Economy: Auctions rise as hard times bite borrowers

Thursday, January 23rd, 2020 00:00 |
Property ownership. Photo/Courtesy

Seth Onyango @SethManex

Banks and small lenders have ramped up repossession of distressed assets from defaulters as the local auction market records a sharp spike in delinquent properties.

Business Hub has learnt that more properties including houses and buildings at prime locations are falling into fore closures as owners fail to service their loans.

This is in sharp contrast to corresponding years where household items like TVs, fridges, radios and furniture made up the bulk of asset seizures.

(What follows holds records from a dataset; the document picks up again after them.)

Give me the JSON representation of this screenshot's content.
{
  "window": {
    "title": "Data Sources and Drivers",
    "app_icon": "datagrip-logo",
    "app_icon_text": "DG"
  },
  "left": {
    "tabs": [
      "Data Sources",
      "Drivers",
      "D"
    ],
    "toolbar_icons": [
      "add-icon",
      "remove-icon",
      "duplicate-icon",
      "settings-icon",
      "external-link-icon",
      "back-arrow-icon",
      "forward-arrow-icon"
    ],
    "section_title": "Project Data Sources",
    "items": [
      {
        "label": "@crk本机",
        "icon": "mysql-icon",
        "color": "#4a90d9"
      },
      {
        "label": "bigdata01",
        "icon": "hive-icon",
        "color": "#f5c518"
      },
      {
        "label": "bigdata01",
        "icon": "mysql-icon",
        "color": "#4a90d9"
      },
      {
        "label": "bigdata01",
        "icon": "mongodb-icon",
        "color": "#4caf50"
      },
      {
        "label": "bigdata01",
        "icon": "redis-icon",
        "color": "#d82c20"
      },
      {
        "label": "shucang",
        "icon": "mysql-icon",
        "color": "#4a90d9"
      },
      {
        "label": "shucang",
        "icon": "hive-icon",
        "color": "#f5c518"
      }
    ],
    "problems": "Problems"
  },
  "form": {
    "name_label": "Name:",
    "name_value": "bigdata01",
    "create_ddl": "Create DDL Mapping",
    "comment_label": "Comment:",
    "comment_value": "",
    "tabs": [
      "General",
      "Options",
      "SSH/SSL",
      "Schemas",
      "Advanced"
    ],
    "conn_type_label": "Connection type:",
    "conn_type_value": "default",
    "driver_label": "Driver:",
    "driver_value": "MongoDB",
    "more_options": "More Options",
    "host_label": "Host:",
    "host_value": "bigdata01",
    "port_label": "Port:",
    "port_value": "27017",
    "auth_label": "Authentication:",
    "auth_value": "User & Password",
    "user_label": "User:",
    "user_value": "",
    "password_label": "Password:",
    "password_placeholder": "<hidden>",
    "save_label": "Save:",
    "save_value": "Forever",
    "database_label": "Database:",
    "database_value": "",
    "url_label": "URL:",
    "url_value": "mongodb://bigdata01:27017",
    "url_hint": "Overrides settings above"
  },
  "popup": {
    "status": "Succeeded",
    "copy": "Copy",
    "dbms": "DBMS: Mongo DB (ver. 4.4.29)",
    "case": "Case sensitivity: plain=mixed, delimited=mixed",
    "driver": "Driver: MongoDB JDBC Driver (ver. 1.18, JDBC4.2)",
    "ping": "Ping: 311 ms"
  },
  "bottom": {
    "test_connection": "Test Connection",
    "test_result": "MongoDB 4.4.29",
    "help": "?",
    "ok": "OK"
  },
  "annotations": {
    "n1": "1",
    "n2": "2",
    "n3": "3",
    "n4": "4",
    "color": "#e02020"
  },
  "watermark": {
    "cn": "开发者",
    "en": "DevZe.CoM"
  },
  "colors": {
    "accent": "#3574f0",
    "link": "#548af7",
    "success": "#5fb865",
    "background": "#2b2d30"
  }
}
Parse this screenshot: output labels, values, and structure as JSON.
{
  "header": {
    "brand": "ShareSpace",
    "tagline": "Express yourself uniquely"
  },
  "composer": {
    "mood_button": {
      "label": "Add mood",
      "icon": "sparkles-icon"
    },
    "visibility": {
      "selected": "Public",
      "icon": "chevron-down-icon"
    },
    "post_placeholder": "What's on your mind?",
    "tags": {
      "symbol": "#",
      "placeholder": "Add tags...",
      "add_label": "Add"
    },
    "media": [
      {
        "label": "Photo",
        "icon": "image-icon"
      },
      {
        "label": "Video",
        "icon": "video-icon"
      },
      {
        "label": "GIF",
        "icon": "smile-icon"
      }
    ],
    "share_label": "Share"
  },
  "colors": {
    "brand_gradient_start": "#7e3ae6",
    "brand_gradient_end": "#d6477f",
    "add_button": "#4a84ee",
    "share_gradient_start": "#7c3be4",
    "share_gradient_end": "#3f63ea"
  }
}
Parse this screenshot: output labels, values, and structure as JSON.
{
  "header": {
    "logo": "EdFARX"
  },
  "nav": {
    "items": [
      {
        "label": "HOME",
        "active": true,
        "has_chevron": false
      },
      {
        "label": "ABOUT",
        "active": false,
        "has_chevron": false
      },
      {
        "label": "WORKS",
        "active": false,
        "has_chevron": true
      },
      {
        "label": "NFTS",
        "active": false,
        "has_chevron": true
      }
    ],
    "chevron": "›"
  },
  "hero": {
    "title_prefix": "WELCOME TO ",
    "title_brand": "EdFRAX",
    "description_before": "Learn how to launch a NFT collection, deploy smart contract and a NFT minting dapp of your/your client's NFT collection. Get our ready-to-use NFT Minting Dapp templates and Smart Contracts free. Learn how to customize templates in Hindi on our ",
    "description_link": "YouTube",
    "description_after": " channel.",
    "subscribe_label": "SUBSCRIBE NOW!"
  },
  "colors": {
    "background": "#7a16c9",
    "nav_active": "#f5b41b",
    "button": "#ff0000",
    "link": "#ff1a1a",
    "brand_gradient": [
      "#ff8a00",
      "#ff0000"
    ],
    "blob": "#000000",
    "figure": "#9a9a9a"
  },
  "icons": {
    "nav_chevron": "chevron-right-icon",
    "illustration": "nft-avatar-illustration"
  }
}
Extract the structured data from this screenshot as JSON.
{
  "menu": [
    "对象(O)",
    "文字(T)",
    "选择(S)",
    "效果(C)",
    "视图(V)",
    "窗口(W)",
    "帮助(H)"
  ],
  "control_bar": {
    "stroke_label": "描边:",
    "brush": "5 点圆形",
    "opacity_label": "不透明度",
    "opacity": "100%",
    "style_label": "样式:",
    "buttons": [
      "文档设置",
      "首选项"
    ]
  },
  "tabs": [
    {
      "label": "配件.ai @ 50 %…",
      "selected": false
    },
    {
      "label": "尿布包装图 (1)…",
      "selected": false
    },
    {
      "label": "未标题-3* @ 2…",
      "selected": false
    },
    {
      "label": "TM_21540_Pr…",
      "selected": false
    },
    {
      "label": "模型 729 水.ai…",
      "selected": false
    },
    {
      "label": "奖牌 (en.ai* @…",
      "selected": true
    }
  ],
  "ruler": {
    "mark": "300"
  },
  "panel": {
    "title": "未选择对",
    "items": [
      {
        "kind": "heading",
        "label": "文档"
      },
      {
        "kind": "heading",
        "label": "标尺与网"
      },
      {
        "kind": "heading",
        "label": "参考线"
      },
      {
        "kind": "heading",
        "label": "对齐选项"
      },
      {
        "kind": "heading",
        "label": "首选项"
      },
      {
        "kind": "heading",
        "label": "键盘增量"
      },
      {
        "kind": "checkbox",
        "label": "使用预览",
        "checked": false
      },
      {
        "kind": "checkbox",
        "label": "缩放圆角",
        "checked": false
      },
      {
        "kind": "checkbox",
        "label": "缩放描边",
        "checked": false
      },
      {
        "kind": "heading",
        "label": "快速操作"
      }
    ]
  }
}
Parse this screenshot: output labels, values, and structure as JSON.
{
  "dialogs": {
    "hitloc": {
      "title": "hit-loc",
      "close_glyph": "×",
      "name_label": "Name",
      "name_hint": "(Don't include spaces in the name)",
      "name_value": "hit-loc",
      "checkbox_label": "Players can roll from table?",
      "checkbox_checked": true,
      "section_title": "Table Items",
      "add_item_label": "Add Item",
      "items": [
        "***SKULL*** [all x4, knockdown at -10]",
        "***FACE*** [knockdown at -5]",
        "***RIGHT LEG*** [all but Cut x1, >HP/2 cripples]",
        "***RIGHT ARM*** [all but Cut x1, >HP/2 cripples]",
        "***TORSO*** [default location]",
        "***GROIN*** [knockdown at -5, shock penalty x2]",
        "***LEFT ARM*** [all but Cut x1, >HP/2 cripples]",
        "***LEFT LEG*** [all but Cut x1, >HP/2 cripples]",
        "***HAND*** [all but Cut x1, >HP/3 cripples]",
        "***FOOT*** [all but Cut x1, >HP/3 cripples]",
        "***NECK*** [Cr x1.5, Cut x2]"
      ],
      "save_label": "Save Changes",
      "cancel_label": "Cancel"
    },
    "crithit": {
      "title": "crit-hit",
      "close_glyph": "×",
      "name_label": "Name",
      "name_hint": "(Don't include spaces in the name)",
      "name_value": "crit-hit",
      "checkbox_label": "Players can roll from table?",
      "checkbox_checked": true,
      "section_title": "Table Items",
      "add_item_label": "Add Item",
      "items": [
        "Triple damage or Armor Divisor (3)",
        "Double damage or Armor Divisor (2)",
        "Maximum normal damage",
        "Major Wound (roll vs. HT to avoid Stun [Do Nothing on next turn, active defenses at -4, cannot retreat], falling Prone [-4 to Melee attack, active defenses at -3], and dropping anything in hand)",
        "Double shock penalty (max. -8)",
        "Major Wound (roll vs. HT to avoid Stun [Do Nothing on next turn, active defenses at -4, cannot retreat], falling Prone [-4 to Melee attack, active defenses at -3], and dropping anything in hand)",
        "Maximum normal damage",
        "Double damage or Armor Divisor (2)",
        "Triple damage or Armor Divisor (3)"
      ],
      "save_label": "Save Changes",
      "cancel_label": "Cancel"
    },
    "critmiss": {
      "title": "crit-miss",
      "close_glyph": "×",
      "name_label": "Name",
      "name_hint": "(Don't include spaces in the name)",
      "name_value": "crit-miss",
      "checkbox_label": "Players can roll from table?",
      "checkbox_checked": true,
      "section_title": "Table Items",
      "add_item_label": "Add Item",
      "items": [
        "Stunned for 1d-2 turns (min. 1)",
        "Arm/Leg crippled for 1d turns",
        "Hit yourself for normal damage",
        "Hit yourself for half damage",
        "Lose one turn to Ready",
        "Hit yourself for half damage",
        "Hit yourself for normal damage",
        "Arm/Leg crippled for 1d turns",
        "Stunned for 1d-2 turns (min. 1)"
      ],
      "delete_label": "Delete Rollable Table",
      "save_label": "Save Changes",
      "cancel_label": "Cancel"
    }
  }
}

Data from the Central Bank of Kenya (CBK) indicates that the property market has been recording the highest growth in non-performing loans (NPLs) with no respite in the current economic climate.

“The real estate sector registered the highest increase in NPLs by Sh6.1 billion (15.8 per cent) due to slow uptake of housing units,” it indicated in its Quarterly Economic Review.

Experts argue that the influx of distressed assets flooding the market could be a symptom of an over-collateralised banking sector, unfavourable economic climate or reckless borrowing.

University of Nairobi economics lecturer Samuel Nyandemo blamed the deteriorating quality of borrowing to hard economic times that has made it difficult for people to service loans.

Ordinarily, he said the real estate segment becomes the biggest casualty in the prevailing conditions due to heavy borrowing and investment in the sector amid constrained tenancy.

Debt risk

“We can see a lot of heavy investment in the real estate which has created a have houses and buildings with no one to occupy them,” he told Business Hub, adding that currently there is a high debt risk in the financial market.

To avoid a breakdown in the lending market, Nyandemo said the government must fix the economy and create conditions that enable borrowers to service their loans.

Weighed down by toxic loans, lenders have, in a bid to seal holes in their balance sheets, stepped up seizures of distressed assets from defaulters. However, lenders are still unable to ease their toxic debt hangover through auctioning of assets amid claims Kenyans are broke.

It comes amid claims that banks are over-loaning to grow their balance sheets and resort to auction off collateral and seized properties from their customers to recover their money.

It has emerged that these lenders are in limbo as majority find it hard to recover assets through auctions.

“Banks are getting a little greedy going for as many as possible who can net loans, but they are trying to shield themselves from the collapse that they saw in the US by asking clients to provide collateral,” says William Odhiambo, managing consultant at Elim Consulting.

A standard explanation from borrowers is that these are tough times for the economy thus they are not able to pay, a view Odhiambo tends to agree with.

But financial expert Patrick Wameyo say the scenario could be a result of auctioneers advertising more and more and has, therefore, nothing much to do with the banks.

Other methods

He says the situation is not as bleak as the auction market has made it to look.

“As a culture in the banking system, auctioning is only used as the last resort. There are other methods used to get clients to adjust their reduced payment capacity to repay their loans,” he explained.

He said auctioning as a tool has not worked in any financial institution unless clients show they are not interested in paying loans.

According to Leakey’s Auctioneers, the number of delinquent properties going under the hammer has soared astronomically as more burrowers default on bank loan payments.

“The reality is that majority of Kenyans are not able to repay their loans. I do not want to speculate the reason but your guess is as good as mine,” said Leakey’s George Muiruri.

Wameyo says the explanation for any growth in NPLs is beyond the circumstance of the borrower, where they lose jobs and more to do with people borrowing with the intention not to pay.

However, flipping through local dailies, there are more auction-dominated pages as desperate lenders try to seek buyers of repossessed properties.

While this spells doom for defaulters, it heralds good news to interested buyers as they are likely to purchase property and cars affordably at auctions.

The biggest advantage of buying property at auctions is that one gets it for a price normally below the market rate.

These assets are put for auction at about 30 per cent discount or more to the prevailing face value.

As customers swarm the market for cheaper goods, the development has given brisk business to estate agents and auctioneers who are now making a killing from defaulters’ misfortune.

For banks and lenders to ease their toxic loans, Odhiambo says, they need to tighten their lending regulations, which he says is also counterproductive.

“Banks can restrict themselves from clients that have an income, but that harms the economy further because there will not be enough money in circulation much as it should,” he explained.